2. Generate Response: Based on the summarized information, the agent crafts an appropriate response to the email chain.
print(agent.chat(
"Summarize the email chain with julian and create a response to the last email that confirms all the details"
))
Added user message to memory: Summarize the email chain with julian and create a response to the last email that confirms all the details
=== Calling Function ===
Calling function: gmail_search with args: {"query":"from:Julian","max_results":1,"query_str":"Summarize the email chain with Julian and create a response to the last email confirming all the details"}
Got output: The email chain with Julian involved a change in an event scheduled for Friday, August 6, 2021, from 15:30 to 16:00 United Kingdom Time on Google Meet. The instructions for joining were provided in the description. The email also included contact information for joining the meeting. Julian and Nassar were listed as attendees, with Julian being the organizer. The email was authenticated and passed SPF and DKIM checks.
In response to the last email, I would confirm all the details of the event change, reiterating the date, time, platform (Google Meet), and any specific instructions provided. I would express gratitude for the update and confirm attendance at the revised event timing.
========================
Based on the email chain with Julian, here is a summary:
- The event scheduled for Friday, August 6, 2021, has been changed from 15:30 to 16:00 United Kingdom Time on Google Meet.
- Instructions for joining the meeting were provided in the email.
- Attendees included Julian and Nassar, with Julian as the organizer.
- The email passed SPF and DKIM checks.
To respond and confirm all the details, you can mention the revised event date and time, the platform (Google Meet), and express gratitude for the update. Confirm your attendance at the new timing. Let me know if you would like me to draft the response email for you.
3. Send Email through MultiOn: Finally, the generated response is passed to the MultiOn agent, which manages the action of sending the email through the web browser.
print(agent.chat(
"pass the entire generated email to the browser and have it send the email as a reply to the chain"
))
Added user message to memory: pass the entire generated email to the browser and have it send the email as a reply to the chain
=== Calling Function ===
Calling function: browse with args: {"cmd": "Compose a reply email to Julian confirming the event change to Fri 6 Aug 2021 from 15:30 to 16:00 UK Time on Google Meet. Express readiness to attend and thank Julian for the details."}
Got output: Email response sent to Julian
========================
Next Steps
MultiOn is an officially supported tool on LlamaHub, the central page for all LlamaIndex integrations (from tools to LLMs to vector stores). Check out the LlamaHub page here.

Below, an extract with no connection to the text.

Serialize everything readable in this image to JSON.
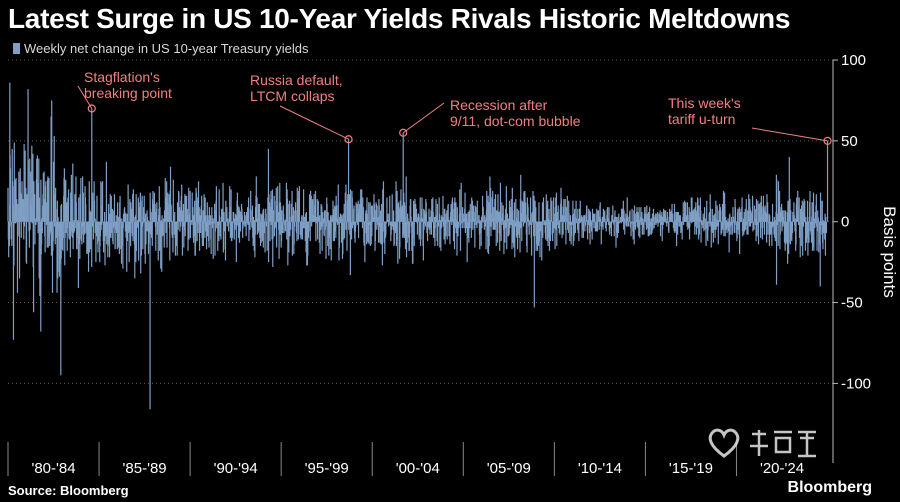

If you’re interested in running through this tutorial on building a browser + Gmail-powered agent yourself, check out our notebook.
The integration of MultiOn and LlamaIndex offers a powerful toolkit for developers aiming to automate and streamline online tasks. As these technologies evolve, they will continue to unlock new potentials in AI application, significantly impacting how developers interact with digital environments and manage data.